Like The Moon’s a Balloon, I’ve not heard the Backlisted episode that discusses Lewis’s travelogue.* And, like Niven’s memoir, I bet their discussion will cover the text’s authenticity. No one will doubt that Lewis spent three years in a remote Spanish fishing village, but they might question how many people he meets are real or composites. Of course, it could all be accurate, but Voice of the Old Sea reads like fiction. Unless Lewis took copious notes—and maybe he did—it’s hard to believe that the lengthy conversations he relays happened as they’re written.

Does this question of fidelity matter? If we treat Voice of the Old Sea as a primary historical source, I suppose yes. But, if we treat it as a mostly accurate account of change, the old ways losing out to gentrification and tourism, then I don’t think it matters. The Catalonian village of Farol, the out-in-the-middle-of-nowhere town where Lewis stayed, so remote the authorities questioned why he would spend time there, has been replaced by seaside resorts and gorgeous views. What Lewis has done, accidentally or otherwise, is chronicle the moment that change occurred.
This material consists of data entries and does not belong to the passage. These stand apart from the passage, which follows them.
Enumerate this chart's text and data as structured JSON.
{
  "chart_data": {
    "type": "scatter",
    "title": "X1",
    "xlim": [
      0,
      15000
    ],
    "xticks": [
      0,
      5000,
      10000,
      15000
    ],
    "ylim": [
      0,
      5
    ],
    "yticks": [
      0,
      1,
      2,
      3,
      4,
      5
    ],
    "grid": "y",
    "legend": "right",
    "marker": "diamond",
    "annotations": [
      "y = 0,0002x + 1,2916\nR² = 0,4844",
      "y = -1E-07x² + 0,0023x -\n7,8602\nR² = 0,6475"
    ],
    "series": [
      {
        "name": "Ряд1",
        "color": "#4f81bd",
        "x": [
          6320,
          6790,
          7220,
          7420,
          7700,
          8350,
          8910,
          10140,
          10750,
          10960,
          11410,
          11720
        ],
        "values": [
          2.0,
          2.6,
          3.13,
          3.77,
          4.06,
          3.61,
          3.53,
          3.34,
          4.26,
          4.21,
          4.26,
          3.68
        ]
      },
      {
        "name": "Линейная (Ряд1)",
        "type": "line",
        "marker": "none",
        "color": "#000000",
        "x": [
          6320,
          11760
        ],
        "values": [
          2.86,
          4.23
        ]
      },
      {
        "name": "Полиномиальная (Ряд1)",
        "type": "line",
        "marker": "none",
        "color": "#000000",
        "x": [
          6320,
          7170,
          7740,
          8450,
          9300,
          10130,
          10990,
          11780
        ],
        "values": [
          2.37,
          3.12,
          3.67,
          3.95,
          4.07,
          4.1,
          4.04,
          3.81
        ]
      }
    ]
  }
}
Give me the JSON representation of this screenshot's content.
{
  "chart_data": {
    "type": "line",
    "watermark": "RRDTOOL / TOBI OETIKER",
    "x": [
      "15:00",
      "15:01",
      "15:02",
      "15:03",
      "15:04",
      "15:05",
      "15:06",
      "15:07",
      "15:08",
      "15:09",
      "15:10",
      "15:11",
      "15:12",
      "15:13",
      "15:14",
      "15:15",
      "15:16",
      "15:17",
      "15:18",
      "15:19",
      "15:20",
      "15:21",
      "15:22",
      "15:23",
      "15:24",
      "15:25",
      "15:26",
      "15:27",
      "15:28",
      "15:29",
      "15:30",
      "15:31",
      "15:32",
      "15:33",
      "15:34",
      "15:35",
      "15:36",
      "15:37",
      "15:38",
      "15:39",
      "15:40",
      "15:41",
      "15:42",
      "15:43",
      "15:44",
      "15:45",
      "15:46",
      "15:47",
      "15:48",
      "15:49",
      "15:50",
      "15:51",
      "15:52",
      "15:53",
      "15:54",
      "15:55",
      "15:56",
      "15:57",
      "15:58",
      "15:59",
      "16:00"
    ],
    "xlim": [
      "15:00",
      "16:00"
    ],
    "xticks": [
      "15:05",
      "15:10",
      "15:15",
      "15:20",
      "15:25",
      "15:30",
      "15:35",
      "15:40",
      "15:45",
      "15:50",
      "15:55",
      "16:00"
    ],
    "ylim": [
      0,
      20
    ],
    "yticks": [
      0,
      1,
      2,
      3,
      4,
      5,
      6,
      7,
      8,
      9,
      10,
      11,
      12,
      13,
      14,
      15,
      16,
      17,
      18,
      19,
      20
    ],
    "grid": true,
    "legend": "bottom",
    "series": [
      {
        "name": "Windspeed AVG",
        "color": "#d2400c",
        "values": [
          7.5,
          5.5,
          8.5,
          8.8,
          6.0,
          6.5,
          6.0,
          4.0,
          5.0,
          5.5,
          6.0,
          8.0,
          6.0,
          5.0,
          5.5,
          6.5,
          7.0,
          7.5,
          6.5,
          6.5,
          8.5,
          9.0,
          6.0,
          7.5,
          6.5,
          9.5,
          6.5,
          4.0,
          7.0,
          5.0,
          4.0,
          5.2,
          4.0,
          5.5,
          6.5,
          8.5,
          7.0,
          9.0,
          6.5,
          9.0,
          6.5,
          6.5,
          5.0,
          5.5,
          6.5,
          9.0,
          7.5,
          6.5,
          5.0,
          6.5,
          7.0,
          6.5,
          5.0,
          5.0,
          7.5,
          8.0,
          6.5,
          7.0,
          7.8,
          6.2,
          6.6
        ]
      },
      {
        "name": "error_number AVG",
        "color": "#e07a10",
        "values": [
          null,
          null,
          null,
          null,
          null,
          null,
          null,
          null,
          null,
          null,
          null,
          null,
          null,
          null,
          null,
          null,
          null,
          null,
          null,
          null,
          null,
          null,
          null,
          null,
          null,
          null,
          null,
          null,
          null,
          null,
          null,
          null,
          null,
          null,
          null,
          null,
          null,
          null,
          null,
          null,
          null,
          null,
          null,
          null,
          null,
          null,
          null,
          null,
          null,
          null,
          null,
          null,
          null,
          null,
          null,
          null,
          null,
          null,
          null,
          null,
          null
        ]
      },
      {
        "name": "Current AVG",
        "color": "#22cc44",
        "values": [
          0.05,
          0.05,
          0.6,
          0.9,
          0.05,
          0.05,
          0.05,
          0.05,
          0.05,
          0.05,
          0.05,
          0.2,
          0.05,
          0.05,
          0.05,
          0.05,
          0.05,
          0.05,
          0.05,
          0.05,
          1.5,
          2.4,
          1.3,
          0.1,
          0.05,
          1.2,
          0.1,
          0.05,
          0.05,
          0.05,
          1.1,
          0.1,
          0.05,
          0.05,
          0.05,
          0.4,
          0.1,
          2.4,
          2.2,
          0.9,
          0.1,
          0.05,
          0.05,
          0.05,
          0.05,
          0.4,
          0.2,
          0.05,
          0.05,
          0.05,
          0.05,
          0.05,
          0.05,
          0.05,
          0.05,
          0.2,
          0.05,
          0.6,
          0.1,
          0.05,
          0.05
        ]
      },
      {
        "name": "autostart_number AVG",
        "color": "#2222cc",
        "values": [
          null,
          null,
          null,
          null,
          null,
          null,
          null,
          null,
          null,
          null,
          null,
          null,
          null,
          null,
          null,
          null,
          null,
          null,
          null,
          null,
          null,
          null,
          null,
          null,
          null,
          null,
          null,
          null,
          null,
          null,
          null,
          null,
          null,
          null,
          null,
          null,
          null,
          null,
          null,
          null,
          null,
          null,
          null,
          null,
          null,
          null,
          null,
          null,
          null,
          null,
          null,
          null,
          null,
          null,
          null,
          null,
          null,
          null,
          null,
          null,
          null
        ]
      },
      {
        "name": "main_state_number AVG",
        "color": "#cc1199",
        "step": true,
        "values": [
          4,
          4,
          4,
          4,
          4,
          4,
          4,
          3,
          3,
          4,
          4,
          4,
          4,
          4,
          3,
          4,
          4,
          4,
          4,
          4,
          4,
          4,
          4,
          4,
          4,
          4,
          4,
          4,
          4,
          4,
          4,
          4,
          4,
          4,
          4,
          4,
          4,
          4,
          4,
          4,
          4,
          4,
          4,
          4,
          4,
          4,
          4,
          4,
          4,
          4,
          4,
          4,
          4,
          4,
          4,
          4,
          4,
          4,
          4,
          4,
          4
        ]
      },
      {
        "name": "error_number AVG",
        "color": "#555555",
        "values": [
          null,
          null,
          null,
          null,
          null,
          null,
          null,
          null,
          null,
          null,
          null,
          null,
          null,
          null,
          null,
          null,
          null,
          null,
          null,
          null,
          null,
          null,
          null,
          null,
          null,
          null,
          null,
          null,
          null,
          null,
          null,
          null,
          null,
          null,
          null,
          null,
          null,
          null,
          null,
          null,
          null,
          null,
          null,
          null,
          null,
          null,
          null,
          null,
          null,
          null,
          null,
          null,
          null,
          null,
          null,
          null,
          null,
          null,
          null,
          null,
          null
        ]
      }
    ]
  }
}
This all sounds very dry, and based on the cover, I expected a detailed but monotone account of life in Foral. Nup. From the opening page, where Lewis introduces us to the fisherman chatting in the local pub in blank verse, we are sucked into the narrative. Every single person Lewis encounters is larger than life, beginning with his landlady, “Grandmother”, omniscient and influential, whose word on any topic is final; Sa Cordovesa, “possessor of a delicate beauty and charm… [who] conducted multiple affairs with discretion, even dignity behind the cover of making up cheap dresses”; and the “dictatorial” and “taciturn” Carmela, who cooks for Lewis but refuses to let him see how she prepares the food.

There’s also a great deal of fishing. It is not a pastime that I am very interested in. But in Lewis’s hands, it’s gripping, mainly because the village economy relies on the catches during the peak season. Lewis plays an active role during these periods, he’s never a bystander. There are other delights, such as the fisherman’s superstitious suspicion of the Catholic Church, meaning the local priest spends most of his time on a nearby archaeological dig, or that the town is overrun by cats that no one has the heart to kill; or the spats between Farol and the nearby village of Sort (who are dog people). It’s all lively, kind-hearted, and funny. But it’s also tinged with sadness as the arrival of black marketeer, the very pragmatic Jaime Muga, to Foral is the beginning of the end of the old ways.

This is another book I would never have read if not for Backlisted, and it is another book I’m glad I did.

*Spending so much time on Substack has much to do with me being so far behind in podcast listening. Or, at least, that’s what I’m telling myself.